Town in Innlandet, Norway

Vinstra is a town in Nord-Fron Municipality in Innlandet county, Norway. The town is the administrative centre of the municipality. The town is located in the Gudbrandsdalen valley, at the confluence of the Gudbrandsdalslågen river and the Vinstra river (which flows from the lake Vinstre). The 3.13 km2 town has a population (2024) of 2,674 and a population density of 854 PD/km2.

The European route E6 highway and the Dovrebanen railway line both pass through the town. The Vinstra Upper Secondary School and the Sødorp Church are both located in the town as well.
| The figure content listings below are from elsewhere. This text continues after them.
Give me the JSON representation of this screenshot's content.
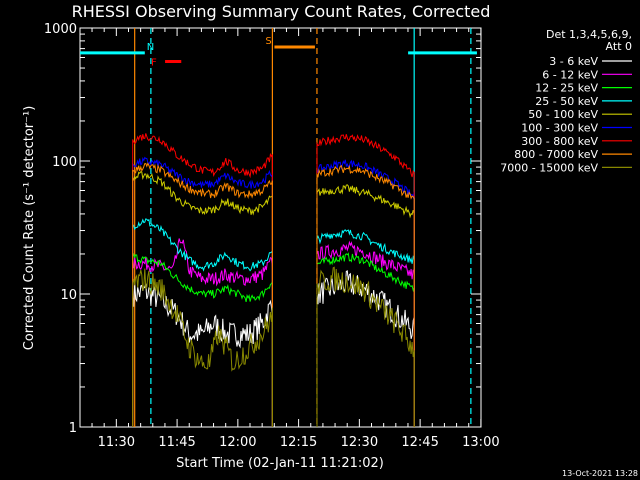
{
  "chart_data": {
    "type": "line",
    "title": "RHESSI Observing Summary Count Rates, Corrected",
    "xlabel": "Start Time (02-Jan-11 11:21:02)",
    "ylabel": "Corrected Count Rate (s⁻¹ detector⁻¹)",
    "yscale": "log",
    "ylim": [
      1,
      1000
    ],
    "xlim_min": [
      0,
      99
    ],
    "x_units": "minutes since 11:21:02",
    "x_ticks": [
      {
        "label": "11:30",
        "t": 8.97
      },
      {
        "label": "11:45",
        "t": 23.97
      },
      {
        "label": "12:00",
        "t": 38.97
      },
      {
        "label": "12:15",
        "t": 53.97
      },
      {
        "label": "12:30",
        "t": 68.97
      },
      {
        "label": "12:45",
        "t": 83.97
      },
      {
        "label": "13:00",
        "t": 98.97
      }
    ],
    "y_ticks": [
      {
        "label": "1",
        "v": 1
      },
      {
        "label": "10",
        "v": 10
      },
      {
        "label": "100",
        "v": 100
      },
      {
        "label": "1000",
        "v": 1000
      }
    ],
    "legend_header": [
      "Det 1,3,4,5,6,9,",
      "Att 0"
    ],
    "segments": [
      [
        13.0,
        47.5
      ],
      [
        58.5,
        82.5
      ]
    ],
    "series": [
      {
        "name": "3 - 6 keV",
        "color": "#ffffff",
        "points": [
          [
            13.5,
            10
          ],
          [
            16,
            10.5
          ],
          [
            20,
            9
          ],
          [
            24,
            7
          ],
          [
            27,
            5
          ],
          [
            30,
            5
          ],
          [
            33,
            6
          ],
          [
            36,
            5
          ],
          [
            39,
            5
          ],
          [
            42,
            5
          ],
          [
            45,
            6
          ],
          [
            47,
            8
          ],
          [
            59,
            10
          ],
          [
            62,
            11
          ],
          [
            66,
            12
          ],
          [
            70,
            11
          ],
          [
            74,
            9
          ],
          [
            78,
            7
          ],
          [
            82,
            5.5
          ]
        ]
      },
      {
        "name": "6 - 12 keV",
        "color": "#ff00ff",
        "points": [
          [
            13.5,
            17
          ],
          [
            16,
            17
          ],
          [
            20,
            16
          ],
          [
            23,
            15
          ],
          [
            25,
            27
          ],
          [
            27,
            15
          ],
          [
            30,
            13
          ],
          [
            33,
            13
          ],
          [
            36,
            14
          ],
          [
            39,
            13
          ],
          [
            42,
            13
          ],
          [
            45,
            14
          ],
          [
            47,
            17
          ],
          [
            59,
            20
          ],
          [
            62,
            21
          ],
          [
            66,
            22
          ],
          [
            70,
            21
          ],
          [
            74,
            18
          ],
          [
            78,
            16
          ],
          [
            82,
            14
          ]
        ]
      },
      {
        "name": "12 - 25 keV",
        "color": "#00ff00",
        "points": [
          [
            13.5,
            19
          ],
          [
            16,
            18
          ],
          [
            20,
            17
          ],
          [
            24,
            13
          ],
          [
            27,
            11
          ],
          [
            30,
            10
          ],
          [
            33,
            10
          ],
          [
            36,
            11
          ],
          [
            39,
            10
          ],
          [
            42,
            9
          ],
          [
            45,
            10
          ],
          [
            47,
            12
          ],
          [
            59,
            17
          ],
          [
            62,
            18
          ],
          [
            66,
            19
          ],
          [
            70,
            18
          ],
          [
            74,
            15
          ],
          [
            78,
            13
          ],
          [
            82,
            11
          ]
        ]
      },
      {
        "name": "25 - 50 keV",
        "color": "#00ffff",
        "points": [
          [
            13.5,
            33
          ],
          [
            16,
            36
          ],
          [
            20,
            30
          ],
          [
            24,
            22
          ],
          [
            27,
            18
          ],
          [
            30,
            16
          ],
          [
            33,
            17
          ],
          [
            36,
            20
          ],
          [
            39,
            17
          ],
          [
            42,
            16
          ],
          [
            45,
            17
          ],
          [
            47,
            20
          ],
          [
            59,
            26
          ],
          [
            62,
            28
          ],
          [
            66,
            29
          ],
          [
            70,
            27
          ],
          [
            74,
            23
          ],
          [
            78,
            20
          ],
          [
            82,
            18
          ]
        ]
      },
      {
        "name": "50 - 100 keV",
        "color": "#cccc00",
        "points": [
          [
            13.5,
            75
          ],
          [
            16,
            80
          ],
          [
            20,
            70
          ],
          [
            24,
            52
          ],
          [
            27,
            45
          ],
          [
            30,
            42
          ],
          [
            33,
            43
          ],
          [
            36,
            50
          ],
          [
            39,
            44
          ],
          [
            42,
            42
          ],
          [
            45,
            45
          ],
          [
            47,
            52
          ],
          [
            59,
            58
          ],
          [
            62,
            60
          ],
          [
            66,
            62
          ],
          [
            70,
            58
          ],
          [
            74,
            52
          ],
          [
            78,
            46
          ],
          [
            82,
            40
          ]
        ]
      },
      {
        "name": "100 - 300 keV",
        "color": "#0000ff",
        "points": [
          [
            13.5,
            95
          ],
          [
            16,
            100
          ],
          [
            20,
            94
          ],
          [
            24,
            78
          ],
          [
            27,
            70
          ],
          [
            30,
            66
          ],
          [
            33,
            67
          ],
          [
            36,
            78
          ],
          [
            39,
            68
          ],
          [
            42,
            66
          ],
          [
            45,
            70
          ],
          [
            47,
            80
          ],
          [
            59,
            87
          ],
          [
            62,
            92
          ],
          [
            66,
            97
          ],
          [
            70,
            92
          ],
          [
            74,
            80
          ],
          [
            78,
            68
          ],
          [
            82,
            55
          ]
        ]
      },
      {
        "name": "300 - 800 keV",
        "color": "#ff0000",
        "points": [
          [
            13.5,
            145
          ],
          [
            16,
            155
          ],
          [
            20,
            145
          ],
          [
            24,
            110
          ],
          [
            27,
            95
          ],
          [
            30,
            85
          ],
          [
            33,
            82
          ],
          [
            36,
            100
          ],
          [
            39,
            85
          ],
          [
            42,
            82
          ],
          [
            45,
            88
          ],
          [
            47,
            105
          ],
          [
            59,
            135
          ],
          [
            62,
            145
          ],
          [
            66,
            152
          ],
          [
            70,
            145
          ],
          [
            74,
            125
          ],
          [
            78,
            105
          ],
          [
            82,
            80
          ]
        ]
      },
      {
        "name": "800 - 7000 keV",
        "color": "#ff8800",
        "points": [
          [
            13.5,
            85
          ],
          [
            16,
            92
          ],
          [
            20,
            85
          ],
          [
            24,
            70
          ],
          [
            27,
            62
          ],
          [
            30,
            57
          ],
          [
            33,
            56
          ],
          [
            36,
            65
          ],
          [
            39,
            57
          ],
          [
            42,
            56
          ],
          [
            45,
            60
          ],
          [
            47,
            68
          ],
          [
            59,
            80
          ],
          [
            62,
            84
          ],
          [
            66,
            88
          ],
          [
            70,
            84
          ],
          [
            74,
            73
          ],
          [
            78,
            64
          ],
          [
            82,
            52
          ]
        ]
      },
      {
        "name": "7000 - 15000 keV",
        "color": "#888800",
        "points": [
          [
            13.5,
            12
          ],
          [
            16,
            13
          ],
          [
            20,
            11
          ],
          [
            24,
            7
          ],
          [
            27,
            4
          ],
          [
            30,
            3
          ],
          [
            32,
            3
          ],
          [
            34,
            5
          ],
          [
            36,
            4
          ],
          [
            38,
            3
          ],
          [
            40,
            3.5
          ],
          [
            42,
            4
          ],
          [
            45,
            5
          ],
          [
            47,
            6.5
          ],
          [
            59,
            12
          ],
          [
            62,
            13
          ],
          [
            66,
            12.5
          ],
          [
            70,
            11
          ],
          [
            74,
            8
          ],
          [
            78,
            6
          ],
          [
            82,
            4
          ]
        ]
      }
    ],
    "flags": [
      {
        "label": "N",
        "color": "#00ffff",
        "lines": [
          [
            0.0,
            16.0
          ],
          [
            81.0,
            98.0
          ]
        ],
        "value": 650
      },
      {
        "label": "F",
        "color": "#ff0000",
        "lines": [
          [
            21.0,
            25.0
          ]
        ],
        "value": 560
      },
      {
        "label": "S",
        "color": "#ff8800",
        "lines": [
          [
            48.0,
            58.0
          ]
        ],
        "value": 720
      }
    ],
    "vlines": [
      {
        "t": 13.5,
        "color": "#ff8800",
        "dash": false
      },
      {
        "t": 17.5,
        "color": "#00ffff",
        "dash": true
      },
      {
        "t": 47.5,
        "color": "#ff8800",
        "dash": false
      },
      {
        "t": 58.5,
        "color": "#ff8800",
        "dash": true
      },
      {
        "t": 82.5,
        "color": "#00ffff",
        "dash": false
      },
      {
        "t": 96.5,
        "color": "#00ffff",
        "dash": true
      }
    ],
    "footer": "13-Oct-2021 13:28"
  }
}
The newspaper Dølen is published in Vinstra.

The village of Vinstra was granted the status of a "town" on 1 September 2013, an event that was celebrated for 3 days.

==Peer Gynt==
Peder Olsen Hågå from Vinstra was the model for the main character in Henrik Ibsen’s dramatic poem Peer Gynt which was published in 1867. In the old cemetery at Sødorp Chapel, there stands a monument to Peer Gynt, and each year since 1967 the Peer Gynt Festival (Peer Gynt-stemnet) has been held on the Peer Gynt farm, Hågå. The farm consists of 15 old buildings, and the rally includes, among other things, an open-air performance of the play. In addition, the Peer Gynt Road runs from Vinstra through Gålå to Lillehammer and the Peer Gynt Mountain Road via Rondablikk to Kvam.